Las empresas de transporte del Área Metropolitana de Buenos Aires advirtieron que podrían suspender el servicio de colectivos en las próximas horas si no se regularizan los pagos de subsidios, en un escenario que pone en riesgo el pago de salarios y la continuidad del sistema. La advertencia encendió las alarmas ante la posibilidad de un paro total que afectaría a millones de usuarios.
El principal problema, según señalaron las cámaras empresarias, es el atraso en la transferencia de fondos por parte del Estado, que resulta clave para sostener la operatoria diaria.
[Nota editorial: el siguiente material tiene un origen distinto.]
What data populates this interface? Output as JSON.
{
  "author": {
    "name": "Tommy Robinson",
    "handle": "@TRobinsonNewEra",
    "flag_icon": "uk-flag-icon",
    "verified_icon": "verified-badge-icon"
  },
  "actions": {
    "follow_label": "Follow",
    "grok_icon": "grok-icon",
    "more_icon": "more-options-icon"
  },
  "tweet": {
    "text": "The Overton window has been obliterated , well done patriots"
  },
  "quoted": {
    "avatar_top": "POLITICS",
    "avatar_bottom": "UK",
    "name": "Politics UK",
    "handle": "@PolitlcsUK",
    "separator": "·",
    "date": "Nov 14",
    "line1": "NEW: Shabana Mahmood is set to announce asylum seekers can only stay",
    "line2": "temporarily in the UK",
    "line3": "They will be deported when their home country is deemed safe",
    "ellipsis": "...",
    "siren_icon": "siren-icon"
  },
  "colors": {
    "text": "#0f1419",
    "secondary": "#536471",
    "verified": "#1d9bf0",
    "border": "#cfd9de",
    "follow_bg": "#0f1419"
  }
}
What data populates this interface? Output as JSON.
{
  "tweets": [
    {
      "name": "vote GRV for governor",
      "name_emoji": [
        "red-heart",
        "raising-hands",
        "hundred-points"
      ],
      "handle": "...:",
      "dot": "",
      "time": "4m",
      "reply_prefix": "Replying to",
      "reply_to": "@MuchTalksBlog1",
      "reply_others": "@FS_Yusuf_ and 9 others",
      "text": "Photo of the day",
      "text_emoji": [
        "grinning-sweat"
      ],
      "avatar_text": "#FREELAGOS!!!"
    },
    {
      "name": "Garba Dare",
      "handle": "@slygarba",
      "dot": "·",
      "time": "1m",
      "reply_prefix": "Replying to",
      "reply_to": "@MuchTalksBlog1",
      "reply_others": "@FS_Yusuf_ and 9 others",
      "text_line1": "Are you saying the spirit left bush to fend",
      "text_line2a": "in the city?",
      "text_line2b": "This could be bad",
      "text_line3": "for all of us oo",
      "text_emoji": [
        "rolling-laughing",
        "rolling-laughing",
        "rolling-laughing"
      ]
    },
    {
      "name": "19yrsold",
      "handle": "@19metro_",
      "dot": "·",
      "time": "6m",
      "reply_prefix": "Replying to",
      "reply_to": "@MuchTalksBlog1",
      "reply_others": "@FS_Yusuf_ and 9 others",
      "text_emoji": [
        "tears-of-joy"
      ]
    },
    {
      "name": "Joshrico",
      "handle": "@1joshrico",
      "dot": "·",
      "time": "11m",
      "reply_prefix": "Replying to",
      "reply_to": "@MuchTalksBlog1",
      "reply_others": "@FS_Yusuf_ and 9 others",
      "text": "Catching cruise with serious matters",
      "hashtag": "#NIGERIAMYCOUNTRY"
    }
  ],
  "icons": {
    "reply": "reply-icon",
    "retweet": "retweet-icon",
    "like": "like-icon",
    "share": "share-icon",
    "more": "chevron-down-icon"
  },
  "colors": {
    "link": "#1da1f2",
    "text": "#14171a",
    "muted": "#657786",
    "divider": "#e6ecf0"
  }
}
En ese marco, advirtieron que sin esos recursos no podrán afrontar el pago de sueldos, lo que podría derivar en la interrupción del servicio.
A la falta de subsidios se suma el fuerte aumento del costo del combustible, que en las últimas semanas registró subas significativas y alteró la estructura de costos del sistema. Las empresas sostienen que los valores reconocidos por el Estado quedaron desactualizados frente a esa suba, lo que profundiza el desequilibrio financiero.
Como consecuencia, en los últimos días varias líneas comenzaron a reducir frecuencias, con recortes que en algunos casos alcanzan hasta el 30%, generando demoras, largas filas y malestar entre los usuarios en distintos puntos del AMBA.
Desde el sector empresario remarcan que el sistema depende en gran medida de los subsidios estatales, que cubren una parte sustancial de los costos operativos. En ese contexto, la falta de actualización de tarifas y la demora en los pagos generan un escenario crítico que obliga a las compañías a ajustar el servicio para poder sostenerse.
El conflicto abre un nuevo frente de tensión en el transporte público y anticipa posibles complicaciones en la movilidad urbana si no se alcanza una solución en el corto plazo, en un contexto donde el servicio ya muestra señales de deterioro.